В городе перестреляли всех городовых, несколько месяцев царили хаос, голод, холод и анархия, по улицам шныряли банды солдат, во имя революции «реквизировавшие» оружие, в уплату контрибуций – серебро, картины. Этому невозможно было помешать.

Лишь спустя год выяснилось, что к большевикам эти люди не имели никакого отношения, а ордер, с которым они явились, был филькиной грамотой. И таких погромов были сотни, тысячи…

Разграбленная квартира все это время пустовала и даже некоторое время, пока не назначили управдома, служила прибежищем бездомных. Он не знал, чему и во что верить, успел посадить жену с ребенком на поезд до Вологды, где их должен был встретить тесть, и чтобы самому себе доказать, что его дело – правое, вернулся в Красную армию рядовым. Потом расстрельный список, дни красного террора, морг Басманки.

– Я и ботинки сниму, ух, палец сдавили. – Грених вздрогнул, переносясь из прошлого в тряский дилижанс, и несколько секунд недоуменно смотрел в лицо угрюмой девочки с перебитым носом. Чувство, что он смотрит на собственное отражение из далекого бесцветного прошлого, парализовало его.

– Можно, папенька, можно? – дразнилась она. Грених не слушал, опять приоткрыл только один глаз, наблюдал.

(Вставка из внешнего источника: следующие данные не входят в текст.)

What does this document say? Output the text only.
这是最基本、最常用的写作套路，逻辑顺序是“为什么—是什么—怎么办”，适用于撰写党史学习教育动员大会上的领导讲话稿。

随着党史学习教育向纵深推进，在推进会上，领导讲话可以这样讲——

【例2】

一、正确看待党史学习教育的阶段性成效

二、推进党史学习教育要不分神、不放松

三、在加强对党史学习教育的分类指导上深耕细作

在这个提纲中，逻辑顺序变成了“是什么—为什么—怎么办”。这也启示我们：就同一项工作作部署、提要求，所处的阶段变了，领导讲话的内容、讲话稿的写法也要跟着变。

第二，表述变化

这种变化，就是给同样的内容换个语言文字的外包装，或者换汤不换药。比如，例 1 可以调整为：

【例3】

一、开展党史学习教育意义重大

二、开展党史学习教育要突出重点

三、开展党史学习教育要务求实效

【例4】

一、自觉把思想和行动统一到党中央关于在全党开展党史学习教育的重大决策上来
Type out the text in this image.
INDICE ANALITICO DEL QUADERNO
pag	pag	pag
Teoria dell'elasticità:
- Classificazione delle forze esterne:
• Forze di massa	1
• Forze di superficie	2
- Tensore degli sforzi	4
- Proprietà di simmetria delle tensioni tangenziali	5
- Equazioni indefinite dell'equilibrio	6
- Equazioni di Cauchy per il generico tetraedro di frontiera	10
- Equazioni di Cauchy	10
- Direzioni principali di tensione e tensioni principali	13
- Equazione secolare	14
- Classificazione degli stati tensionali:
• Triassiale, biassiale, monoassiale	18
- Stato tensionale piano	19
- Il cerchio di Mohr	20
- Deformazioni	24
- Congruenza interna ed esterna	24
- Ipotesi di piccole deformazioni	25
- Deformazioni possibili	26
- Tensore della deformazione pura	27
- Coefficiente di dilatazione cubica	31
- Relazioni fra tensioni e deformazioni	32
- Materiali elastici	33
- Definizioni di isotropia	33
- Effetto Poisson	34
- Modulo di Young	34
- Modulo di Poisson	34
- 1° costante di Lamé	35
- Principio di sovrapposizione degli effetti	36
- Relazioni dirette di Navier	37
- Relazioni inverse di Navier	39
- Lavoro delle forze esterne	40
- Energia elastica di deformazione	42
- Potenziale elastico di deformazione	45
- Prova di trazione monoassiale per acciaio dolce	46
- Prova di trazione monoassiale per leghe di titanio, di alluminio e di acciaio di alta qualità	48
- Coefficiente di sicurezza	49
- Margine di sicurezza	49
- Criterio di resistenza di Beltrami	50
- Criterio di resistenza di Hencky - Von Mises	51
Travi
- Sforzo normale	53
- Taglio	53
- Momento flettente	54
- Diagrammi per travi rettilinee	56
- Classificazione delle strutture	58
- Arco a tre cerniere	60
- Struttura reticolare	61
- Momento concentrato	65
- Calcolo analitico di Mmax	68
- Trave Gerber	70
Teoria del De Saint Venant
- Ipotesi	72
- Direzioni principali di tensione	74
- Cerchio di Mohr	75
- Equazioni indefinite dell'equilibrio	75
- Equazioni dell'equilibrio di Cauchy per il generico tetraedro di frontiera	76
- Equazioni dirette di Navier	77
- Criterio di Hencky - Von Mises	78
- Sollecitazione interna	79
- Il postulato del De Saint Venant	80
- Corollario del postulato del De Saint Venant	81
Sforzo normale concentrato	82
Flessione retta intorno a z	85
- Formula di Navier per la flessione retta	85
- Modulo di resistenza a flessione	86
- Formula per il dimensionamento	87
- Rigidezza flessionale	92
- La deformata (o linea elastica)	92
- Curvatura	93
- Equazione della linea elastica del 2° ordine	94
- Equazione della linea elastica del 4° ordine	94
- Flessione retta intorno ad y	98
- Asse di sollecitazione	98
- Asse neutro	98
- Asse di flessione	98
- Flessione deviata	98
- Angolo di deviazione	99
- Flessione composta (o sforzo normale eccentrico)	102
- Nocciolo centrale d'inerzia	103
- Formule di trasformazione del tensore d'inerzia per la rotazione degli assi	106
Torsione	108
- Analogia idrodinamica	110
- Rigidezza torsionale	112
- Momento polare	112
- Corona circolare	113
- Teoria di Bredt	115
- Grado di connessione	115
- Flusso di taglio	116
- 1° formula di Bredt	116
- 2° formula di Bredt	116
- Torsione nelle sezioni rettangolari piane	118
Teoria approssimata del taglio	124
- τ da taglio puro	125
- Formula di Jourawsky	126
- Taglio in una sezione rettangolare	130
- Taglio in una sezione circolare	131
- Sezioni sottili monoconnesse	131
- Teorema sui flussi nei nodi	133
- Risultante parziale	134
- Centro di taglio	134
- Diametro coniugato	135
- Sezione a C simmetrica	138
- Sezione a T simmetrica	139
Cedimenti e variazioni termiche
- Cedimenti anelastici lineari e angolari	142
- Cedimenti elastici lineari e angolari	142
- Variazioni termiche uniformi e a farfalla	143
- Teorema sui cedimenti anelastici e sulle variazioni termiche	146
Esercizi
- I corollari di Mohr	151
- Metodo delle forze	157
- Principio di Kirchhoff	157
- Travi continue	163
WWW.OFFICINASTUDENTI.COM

– Ну, можно, ну, можно, нуможнонуможно…

– Нет, потерпи до остановки, – выдавил он подхриповатым голосом человека, который редко раскрывает рот. Сделал усилие, заставил себя улыбнуться, нагнулся, поднял фуражку.

Майка сверкнула исподлобья глазами, посерела лицом. Губы вытянулись в трубочку.

– Да провались эта телега сквозь землю! – И так топнула ногой, что транспорт сотрясло, будто от удара гигантским молотом по крыше. Пассажиры разом охнули, вскинули руки в отчаянной попытке схватиться за неподвижную опору. Но рядом, кроме соседей, никого не было – все сидели локоть к локтю, поэтому хватались друг за друга. Дилижанс встал, сильно накренившись. Грених схватился рукой за раму окна, но все равно упал на одно колено, с головы соскользнула шляпа, в спину влетела дородная тетка в телогрейке, по полу покатился румяный урожай совхоза «Прометей», какие-то инструменты, вещи, выпала из картонки шляпка с ядовито-изумрудным пером, за которой с визгом кинулась артистка.

Почти тотчас же ворвался возчик в картузе набекрень.

– Никто не зашибся, граждане? – задыхаясь, выпалил он и, как глухонемой, отчаянно замахал руками, пытаясь начать объяснение. – К-колесо, к ч-чертям, в яму, четыре ступицы слетело. Наладить сразу – никак. За мастером в Белозерск надобно.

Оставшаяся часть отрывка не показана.